AI Maturity Gains Are Uneven

Georgian segments companies using its Crawl, Walk, Run AI maturity model. While more organizations are progressing from beginner to intermediate levels, the top tier of maturity remains elusive:

  • “Walkers” dropped to 40%, down from 49%

  • “Joggers” rose to 31%, indicating growing momentum

  • “Runners” remain stagnant at 11%, suggesting a ceiling in scalability

The companies that do reach the “Runner” stage tend to be those who connect AI projects directly to revenue or cost outcomes—a capability still underdeveloped across much of the industry.

ROI Remains Elusive

One of the most persistent challenges identified in the report is the lack of clear ROI measurement. More than half of R&D teams admit they are not connecting AI projects to any concrete KPIs. Only 25% directly link AI initiatives to new revenue, and just 24% report a positive impact on customer acquisition costs.

Still, optimism persists. Over 50% of respondents say AI has improved customer satisfaction and long-term value. But the overall sense is that the financial justification of AI remains fuzzy, particularly at the mid-maturity level.
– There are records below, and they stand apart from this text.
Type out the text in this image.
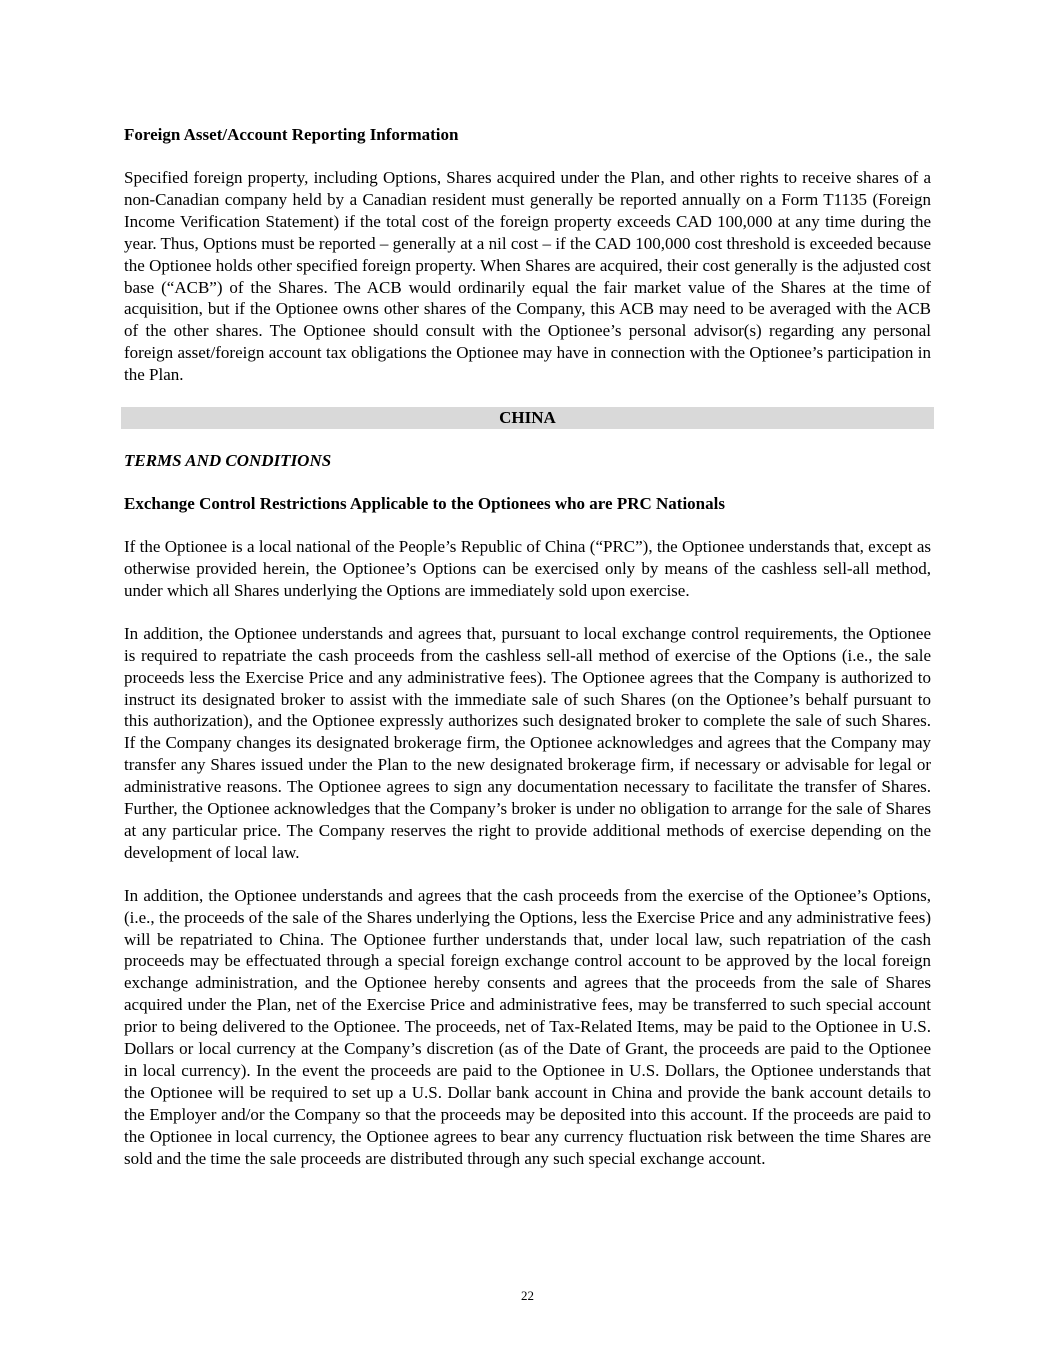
Foreign Asset/Account Reporting Information

Specified foreign property, including Options, Shares acquired under the Plan, and other rights to receive shares of a non-Canadian company held by a Canadian resident must generally be reported annually on a Form T1135 (Foreign Income Verification Statement) if the total cost of the foreign property exceeds CAD 100,000 at any time during the year. Thus, Options must be reported – generally at a nil cost – if the CAD 100,000 cost threshold is exceeded because the Optionee holds other specified foreign property. When Shares are acquired, their cost generally is the adjusted cost base (“ACB”) of the Shares. The ACB would ordinarily equal the fair market value of the Shares at the time of acquisition, but if the Optionee owns other shares of the Company, this ACB may need to be averaged with the ACB of the other shares. The Optionee should consult with the Optionee’s personal advisor(s) regarding any personal foreign asset/foreign account tax obligations the Optionee may have in connection with the Optionee’s participation in the Plan.

CHINA
TERMS AND CONDITIONS
Exchange Control Restrictions Applicable to the Optionees who are PRC Nationals

If the Optionee is a local national of the People’s Republic of China (“PRC”), the Optionee understands that, except as otherwise provided herein, the Optionee’s Options can be exercised only by means of the cashless sell-all method, under which all Shares underlying the Options are immediately sold upon exercise.

In addition, the Optionee understands and agrees that, pursuant to local exchange control requirements, the Optionee is required to repatriate the cash proceeds from the cashless sell-all method of exercise of the Options (i.e., the sale proceeds less the Exercise Price and any administrative fees). The Optionee agrees that the Company is authorized to instruct its designated broker to assist with the immediate sale of such Shares (on the Optionee’s behalf pursuant to this authorization), and the Optionee expressly authorizes such designated broker to complete the sale of such Shares. If the Company changes its designated brokerage firm, the Optionee acknowledges and agrees that the Company may transfer any Shares issued under the Plan to the new designated brokerage firm, if necessary or advisable for legal or administrative reasons. The Optionee agrees to sign any documentation necessary to facilitate the transfer of Shares. Further, the Optionee acknowledges that the Company’s broker is under no obligation to arrange for the sale of Shares at any particular price. The Company reserves the right to provide additional methods of exercise depending on the development of local law.

In addition, the Optionee understands and agrees that the cash proceeds from the exercise of the Optionee’s Options, (i.e., the proceeds of the sale of the Shares underlying the Options, less the Exercise Price and any administrative fees) will be repatriated to China. The Optionee further understands that, under local law, such repatriation of the cash proceeds may be effectuated through a special foreign exchange control account to be approved by the local foreign exchange administration, and the Optionee hereby consents and agrees that the proceeds from the sale of Shares acquired under the Plan, net of the Exercise Price and administrative fees, may be transferred to such special account prior to being delivered to the Optionee. The proceeds, net of Tax-Related Items, may be paid to the Optionee in U.S. Dollars or local currency at the Company’s discretion (as of the Date of Grant, the proceeds are paid to the Optionee in local currency). In the event the proceeds are paid to the Optionee in U.S. Dollars, the Optionee understands that the Optionee will be required to set up a U.S. Dollar bank account in China and provide the bank account details to the Employer and/or the Company so that the proceeds may be deposited into this account. If the proceeds are paid to the Optionee in local currency, the Optionee agrees to bear any currency fluctuation risk between the time Shares are sold and the time the sale proceeds are distributed through any such special exchange account.

22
Cost Management Is Improving

While talent remains the biggest obstacle, costs are slowly becoming more manageable. The report shows:

  • A 9-point shift toward stable or reduced data storage costs

  • Declining costs in software maintenance, labor, and operations

  • Less reliance on cost-cutting measures like project restrictions

Additionally, 68% of companies now rely on third-party AI solutions to manage cost and complexity, especially as AI becomes embedded in GTM software and internal platforms.

A Look Ahead

The implications of this benchmarking data extend far beyond dashboards and boardrooms. As AI becomes central to how software is built, deployed, and maintained, the industry is entering a new phase—one where productivity is no longer just about people, but about how intelligently teams can augment themselves with machine partners.

Vibe Coding represents a turning point. It’s not just a productivity tool; it’s becoming a foundational layer of modern software development. For companies facing persistent talent shortages, it offers a way to unlock throughput, reduce time-to-market, and improve code quality without scaling headcount at the same rate. And for those further along the maturity curve, it creates the backbone for AI-native engineering workflows—ones that can scale with observability, reliability, and measurable business impact.

The broader message is clear: the companies that succeed won’t just use AI—they’ll operationalize it, embed it, and evolve with it. In this new era, automation isn’t about replacing developers. It’s about amplifying them.

Those who treat Vibe Coding and its supporting infrastructure as strategic investments—not experiments—will define the next wave of enterprise innovation.